Pelli Fulvio · Nationalrat · 2003-09-22
Pelli Fulvio · Nationalrat · Tessin · Freisinnig-demokratische Fraktion · 2003-09-22
Wortprotokoll
La nouveauté de l'ordonnance, c'est son article 3, qui donne la possibilité de créer des délégations chargées des rapports avec les parlements de nos partenaires principaux. Il s'agit de ce qu'on appelle volontiers les groupes d'amitié ou "Freundschaftsgruppen". Dans le monde d'aujourd'hui, il s'agit d'acteurs non négligeables du dialogue entre Etats; la Suisse ne peut se tenir à l'écart et ignorer cette dimension des contacts internationaux. L'Assemblée nationale française a instauré un groupe d'amitié avec chaque pays de la planète, donc plus de 190. Le Bundestag de la République fédérale d'Allemagne dispose de groupes d'amitié avec un nombre d'Etats plus restreint, mais néanmoins substantiel puisqu'on en compte une soixantaine. Il n'est pas de mois sans qu'une lettre nous parvienne, annonçant la création d'un groupe d'amitié avec la Suisse de tel ou tel autre parlement, ou qu'un ambassadeur vienne exposer au président du Conseil national la nécessité pour la Suisse de faire de même. Inutile de dire que nos missions diplomatiques souhaitent la constitution de telles délégations au Parlement fédéral.

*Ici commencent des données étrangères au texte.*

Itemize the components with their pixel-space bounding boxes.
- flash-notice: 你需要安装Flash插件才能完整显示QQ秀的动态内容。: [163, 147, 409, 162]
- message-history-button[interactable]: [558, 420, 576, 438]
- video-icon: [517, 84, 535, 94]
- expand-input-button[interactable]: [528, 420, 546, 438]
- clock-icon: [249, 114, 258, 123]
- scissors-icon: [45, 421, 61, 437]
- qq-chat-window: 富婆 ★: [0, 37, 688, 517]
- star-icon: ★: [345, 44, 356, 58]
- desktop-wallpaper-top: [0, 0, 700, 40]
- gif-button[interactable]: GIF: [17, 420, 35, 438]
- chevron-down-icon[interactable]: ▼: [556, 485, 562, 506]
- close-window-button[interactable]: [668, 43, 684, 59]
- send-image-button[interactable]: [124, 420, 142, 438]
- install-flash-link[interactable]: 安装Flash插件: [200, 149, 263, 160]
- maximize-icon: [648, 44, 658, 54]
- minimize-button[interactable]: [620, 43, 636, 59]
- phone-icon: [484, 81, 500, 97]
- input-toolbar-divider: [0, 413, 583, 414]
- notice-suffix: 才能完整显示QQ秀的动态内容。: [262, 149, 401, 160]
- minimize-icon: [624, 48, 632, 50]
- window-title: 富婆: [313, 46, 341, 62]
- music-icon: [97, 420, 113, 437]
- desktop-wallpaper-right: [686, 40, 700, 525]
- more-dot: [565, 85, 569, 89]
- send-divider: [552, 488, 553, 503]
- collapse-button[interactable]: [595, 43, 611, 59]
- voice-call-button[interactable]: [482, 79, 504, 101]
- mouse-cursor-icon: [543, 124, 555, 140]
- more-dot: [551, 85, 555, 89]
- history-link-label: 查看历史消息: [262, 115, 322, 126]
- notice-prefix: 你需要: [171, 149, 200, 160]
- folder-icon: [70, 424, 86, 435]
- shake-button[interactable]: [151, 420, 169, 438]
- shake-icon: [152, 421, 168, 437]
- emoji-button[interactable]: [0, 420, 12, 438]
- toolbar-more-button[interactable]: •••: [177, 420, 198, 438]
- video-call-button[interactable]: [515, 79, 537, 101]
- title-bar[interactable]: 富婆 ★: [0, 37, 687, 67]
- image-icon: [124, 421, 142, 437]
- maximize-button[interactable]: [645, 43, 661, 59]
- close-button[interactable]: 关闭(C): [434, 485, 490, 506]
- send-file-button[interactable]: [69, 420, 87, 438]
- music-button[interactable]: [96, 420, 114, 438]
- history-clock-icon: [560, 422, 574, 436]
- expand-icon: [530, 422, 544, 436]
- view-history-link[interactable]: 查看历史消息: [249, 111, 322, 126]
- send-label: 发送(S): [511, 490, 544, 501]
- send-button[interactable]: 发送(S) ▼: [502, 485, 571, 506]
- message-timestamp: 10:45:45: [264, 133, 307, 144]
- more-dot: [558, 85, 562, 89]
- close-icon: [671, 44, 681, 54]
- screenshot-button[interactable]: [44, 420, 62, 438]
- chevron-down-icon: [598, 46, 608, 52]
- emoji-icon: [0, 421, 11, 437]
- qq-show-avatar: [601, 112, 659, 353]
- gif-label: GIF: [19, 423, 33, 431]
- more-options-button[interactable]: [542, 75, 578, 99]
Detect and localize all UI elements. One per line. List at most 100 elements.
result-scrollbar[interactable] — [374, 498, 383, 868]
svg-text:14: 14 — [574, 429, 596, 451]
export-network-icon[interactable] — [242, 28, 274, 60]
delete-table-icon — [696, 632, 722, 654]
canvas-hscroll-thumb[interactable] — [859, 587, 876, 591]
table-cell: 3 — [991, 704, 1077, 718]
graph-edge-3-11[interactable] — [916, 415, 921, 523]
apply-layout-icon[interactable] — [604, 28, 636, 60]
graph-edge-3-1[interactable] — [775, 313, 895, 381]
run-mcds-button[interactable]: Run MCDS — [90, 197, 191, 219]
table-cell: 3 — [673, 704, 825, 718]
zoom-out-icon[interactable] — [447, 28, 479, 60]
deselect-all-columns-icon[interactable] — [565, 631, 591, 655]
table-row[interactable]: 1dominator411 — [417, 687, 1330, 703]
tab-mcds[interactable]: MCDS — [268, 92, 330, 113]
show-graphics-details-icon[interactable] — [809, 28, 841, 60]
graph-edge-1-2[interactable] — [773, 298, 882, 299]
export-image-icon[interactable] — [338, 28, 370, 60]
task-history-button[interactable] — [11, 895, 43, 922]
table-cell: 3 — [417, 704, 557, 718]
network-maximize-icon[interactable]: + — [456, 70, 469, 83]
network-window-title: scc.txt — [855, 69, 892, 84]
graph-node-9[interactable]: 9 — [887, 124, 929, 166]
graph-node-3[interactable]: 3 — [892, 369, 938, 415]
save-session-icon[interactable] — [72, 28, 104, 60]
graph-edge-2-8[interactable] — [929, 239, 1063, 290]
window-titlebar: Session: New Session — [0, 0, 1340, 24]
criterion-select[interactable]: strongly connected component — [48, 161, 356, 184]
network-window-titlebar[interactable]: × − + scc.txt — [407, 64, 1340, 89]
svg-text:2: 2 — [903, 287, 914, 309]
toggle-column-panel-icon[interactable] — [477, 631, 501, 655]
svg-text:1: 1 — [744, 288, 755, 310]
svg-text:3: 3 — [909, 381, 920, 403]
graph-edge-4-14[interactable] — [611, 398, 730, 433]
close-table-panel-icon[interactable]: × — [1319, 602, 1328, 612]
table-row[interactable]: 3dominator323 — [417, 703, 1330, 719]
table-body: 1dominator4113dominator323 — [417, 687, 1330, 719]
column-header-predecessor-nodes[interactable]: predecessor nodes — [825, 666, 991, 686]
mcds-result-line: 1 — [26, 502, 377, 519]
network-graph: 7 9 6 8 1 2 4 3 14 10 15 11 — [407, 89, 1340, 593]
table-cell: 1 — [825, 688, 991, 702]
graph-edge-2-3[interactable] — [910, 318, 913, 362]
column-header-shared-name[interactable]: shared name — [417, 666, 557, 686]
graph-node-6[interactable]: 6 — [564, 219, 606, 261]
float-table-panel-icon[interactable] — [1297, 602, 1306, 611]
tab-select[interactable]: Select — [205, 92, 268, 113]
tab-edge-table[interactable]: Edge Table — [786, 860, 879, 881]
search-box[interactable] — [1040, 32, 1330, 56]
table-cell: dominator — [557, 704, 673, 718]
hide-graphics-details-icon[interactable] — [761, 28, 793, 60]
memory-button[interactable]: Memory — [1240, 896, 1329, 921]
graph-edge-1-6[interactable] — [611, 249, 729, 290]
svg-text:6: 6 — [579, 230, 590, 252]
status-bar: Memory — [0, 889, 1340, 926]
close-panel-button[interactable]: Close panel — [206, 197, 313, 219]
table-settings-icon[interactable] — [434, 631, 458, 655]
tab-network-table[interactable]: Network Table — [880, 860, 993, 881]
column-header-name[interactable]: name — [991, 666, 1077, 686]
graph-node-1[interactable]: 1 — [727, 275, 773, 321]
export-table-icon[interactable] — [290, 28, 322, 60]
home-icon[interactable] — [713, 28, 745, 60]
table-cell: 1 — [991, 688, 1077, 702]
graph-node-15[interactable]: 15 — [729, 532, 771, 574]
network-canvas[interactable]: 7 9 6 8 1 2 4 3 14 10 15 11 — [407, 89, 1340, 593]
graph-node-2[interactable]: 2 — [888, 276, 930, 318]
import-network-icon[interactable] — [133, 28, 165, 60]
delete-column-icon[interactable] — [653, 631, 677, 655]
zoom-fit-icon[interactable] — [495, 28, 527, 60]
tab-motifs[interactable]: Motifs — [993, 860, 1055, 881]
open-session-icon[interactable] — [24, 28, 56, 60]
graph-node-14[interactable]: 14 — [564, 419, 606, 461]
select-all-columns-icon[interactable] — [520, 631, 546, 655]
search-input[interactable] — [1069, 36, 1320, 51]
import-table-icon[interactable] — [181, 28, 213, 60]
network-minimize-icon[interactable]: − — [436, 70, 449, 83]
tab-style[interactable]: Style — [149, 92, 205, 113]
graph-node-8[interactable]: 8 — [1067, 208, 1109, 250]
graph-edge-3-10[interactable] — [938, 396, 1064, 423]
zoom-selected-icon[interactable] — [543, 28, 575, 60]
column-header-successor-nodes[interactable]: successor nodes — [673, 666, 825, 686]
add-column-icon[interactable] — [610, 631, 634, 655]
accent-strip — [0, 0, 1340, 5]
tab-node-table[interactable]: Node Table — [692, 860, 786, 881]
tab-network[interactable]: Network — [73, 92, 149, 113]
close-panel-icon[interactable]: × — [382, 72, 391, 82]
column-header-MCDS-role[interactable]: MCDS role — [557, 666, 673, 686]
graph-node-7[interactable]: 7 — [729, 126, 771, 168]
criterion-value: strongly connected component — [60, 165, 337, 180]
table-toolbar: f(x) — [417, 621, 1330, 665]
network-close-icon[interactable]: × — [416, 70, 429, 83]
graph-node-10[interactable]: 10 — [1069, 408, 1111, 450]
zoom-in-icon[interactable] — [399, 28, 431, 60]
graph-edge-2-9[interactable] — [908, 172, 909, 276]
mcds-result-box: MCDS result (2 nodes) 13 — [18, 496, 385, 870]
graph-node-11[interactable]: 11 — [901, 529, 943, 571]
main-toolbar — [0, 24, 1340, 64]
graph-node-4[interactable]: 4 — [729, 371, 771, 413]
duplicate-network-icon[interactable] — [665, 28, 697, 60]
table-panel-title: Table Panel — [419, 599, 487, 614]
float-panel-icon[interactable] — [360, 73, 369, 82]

L'activité de ces délégations consistera à faire une visite par législature dans le pays en question et à recevoir une délégation de ce pays en Suisse pendant une période de quatre ans. Ces délégations devront établir des contacts étroits avec les ambassades à Berne. Nous avons envoyé des lettres aux parlements de l'Allemagne et de l'Italie en leur annonçant qu'une solution était en voie d'élaboration.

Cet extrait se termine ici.